Но все же русским кораблям серьезный урон наносили береговые батареи. Пострадали «Навархия», «Петр Апостол», «Леонтий». Они с перебитыми реями, грот- и бизань-мачтами, стеньгами, потеряли ход, но Ушаков все равно похвалил их, они «оказали храбрость и мужество». Вконец разбитые турки устремились в сторону Босфора.
Ушаков поднял сигнал: «Гнать неприятеля!» Сплошной дым от залпов и пожаров застилал отступившего неприятеля. Солнце клонилось к западу, скрываясь за прибрежными холмами, ветер посвежел, обещая шторм. Наступившая вскоре темнота и разыгравшийся шторм спасли турок от полного разгрома.
На траверзе мыса Эмине эскадра Ушакова легла в дрейф. Командиры доложили потери — полтора десятка убитых, три десятка раненых.
Флагман здесь рапортовал Потемкину. «Наш флот всею линией, передовыми и задними кораблями совсем его окружил и производил с такою живостью жестокий огонь, что, повредя многих в мачтах, стеньгах, реях, парусах, не считая множества пробоин в корпусах, принудил укрываться многие корабли один за другова, и флот неприятельский при начале ночной темноты был совершенно доведен до крайности от стесняющих его беспрестанно, лег стесненною кучей под ветер, обо-ротясь к нам кормами, а наш флот, сомкнув дистанцию, гнал и беспрерывно огнем бил его носовыми пушками, а которым способно, всеми лагами. Особо повреждены и разбиты пашинские корабли».
Эскадра спускалась к проливам, Ушаков подумывал бомбардировать Константинополь. На подходе к Варне от берега отвалили две турецкие кирлангичи. Сидевшие в них турки размахивали белыми флагами.
Один из них поднялся на борт «Рождества Христова» и вручил Ушакову пакет главнокомандующего армией, генерала Репнина. Предписывалось прекратить военные действия, с Турцией подписаны мирные статьи…
Эскадра взяла курс на Севастополь, а в эти же дни к армии прибыл, спешивший из Петербурга, светлейший князь. Он уже знал о поражении турок при Кали-акрии и, прочитав текст мирных статей, разорвал их.
— Нынче с султаном станется другой разговор.

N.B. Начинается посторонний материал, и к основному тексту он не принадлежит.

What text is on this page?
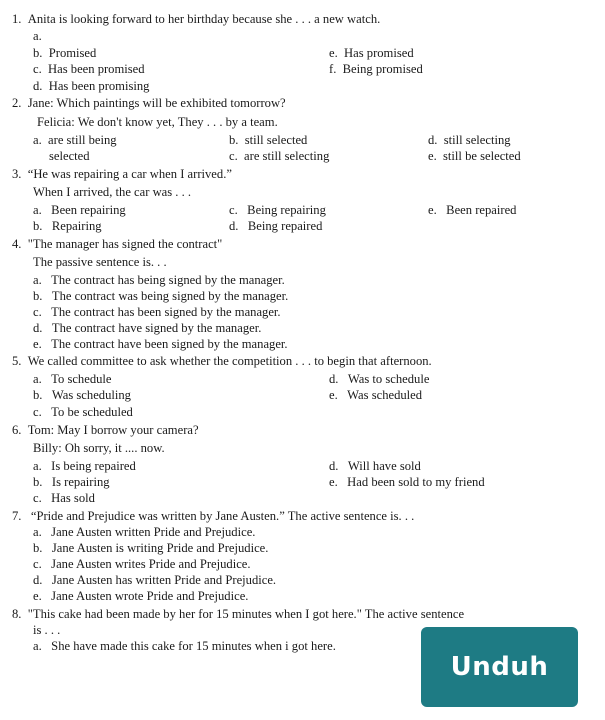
1.  Anita is looking forward to her birthday because she . . . a new watch.
a.
b.  Promised
c.  Has been promised
d.  Has been promising
e.  Has promised
f.  Being promised
2.  Jane: Which paintings will be exhibited tomorrow?
Felicia: We don't know yet, They . . . by a team.
a.  are still being
selected
b.  still selected
c.  are still selecting
d.  still selecting
e.  still be selected
3.  “He was repairing a car when I arrived.”
When I arrived, the car was . . .
a.   Been repairing
b.   Repairing
c.   Being repairing
d.   Being repaired
e.   Been repaired
4.  "The manager has signed the contract"
The passive sentence is. . .
a.   The contract has being signed by the manager.
b.   The contract was being signed by the manager.
c.   The contract has been signed by the manager.
d.   The contract have signed by the manager.
e.   The contract have been signed by the manager.
5.  We called committee to ask whether the competition . . . to begin that afternoon.
a.   To schedule
b.   Was scheduling
c.   To be scheduled
d.   Was to schedule
e.   Was scheduled
6.  Tom: May I borrow your camera?
Billy: Oh sorry, it .... now.
a.   Is being repaired
b.   Is repairing
c.   Has sold
d.   Will have sold
e.   Had been sold to my friend
7.   “Pride and Prejudice was written by Jane Austen.” The active sentence is. . .
a.   Jane Austen written Pride and Prejudice.
b.   Jane Austen is writing Pride and Prejudice.
c.   Jane Austen writes Pride and Prejudice.
d.   Jane Austen has written Pride and Prejudice.
e.   Jane Austen wrote Pride and Prejudice.
8.  "This cake had been made by her for 15 minutes when I got here." The active sentence
is . . .
a.   She have made this cake for 15 minutes when i got here.
Unduh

Потемкин был в большом недовольстве, мирный договор затеяли заключить без его участия. Прибыв в свою ставку, в Яссы, среди других неотложных дел, срочно вызвал Ушакова и бригадира Пустошкина, а перед этим в Севастополь поступил ордер Потемкина — Сенявина лишили звания генеральс-адъютанта, отстранили от должности командира «Навархии» и велели «немедленно явиться к его светлости».
Объявив Сенявину повеление князя, Ушаков добавил:
— Знайте, господин Сенявин, я нисколько не таю на вас зла и желал бы разрешить прошлые ваши недовольства без ущерба для вас.
Ушаков явно намекал, что действия князя связаны с жалобами Сенявина минувшим летом. В душе Сенявин давно раскаивался о затеянной ссоре с флагманом и тешил себя надеждой, что и светлейший уже все позабыл и предал забвению. На деле получилось по-другому.
Не успел Сенявин появиться перед князем, как на него обрушилась гневная тирада:
— Я надежду в тебе питал, мнил, что моим помощником будешь у Федора Федоровича, а ты занялся паскудством, при офицерах посмел оскорбительно ослушаться достойного и умнейшего адмирала, поклеп начал на него понапрасну возводить. — Князь в распахнутом халате метался по кабинету, потрясая кулаками. — Сие от Войновича в тебе замашки остались! Ишь возомнил себя, щелкопер самонадеянный! Да ты в подметки Ушакову не годишься! — Потемкин с остервенением отпихнул ногой банкетку, .стоявшую посредине, подошел к окну, несколько минут молчал, разглядывая что-то во дворе. — Значит, так, — продолжал он, несколько поостыв и не оборачиваясь, — выбирай — либо повинишься перед Федором Федоровичем при всех офицерах и попросишь у него прощения, либо под суд тебя отдам по закону и в матросы разжалую. Иного приговора не будет. А ныне ступай под арест в кордегардию да поразмысли там хорошенько!
Сенявин сдал шпагу вошедшему адъютанту и отправился под арест…
В эти же дни в Яссы прибыл по срочному вызову Ушаков. Князь ожидал его с нетерпением, для ускорения проезда распорядился на всем пути от Очакова до Бендер на каждой станции держать по десятку лошадей. Потемкина тревожило поведение турок на переговорах в Галаце. Подписав под воздействием поражения у Калиакрии предварительные условия мира, турки затягивали переговоры. Они питали надежду на поддержку Англии, Франции, Пруссии, для которых усиление России на Черном море представлялось весьма угрожающим делом.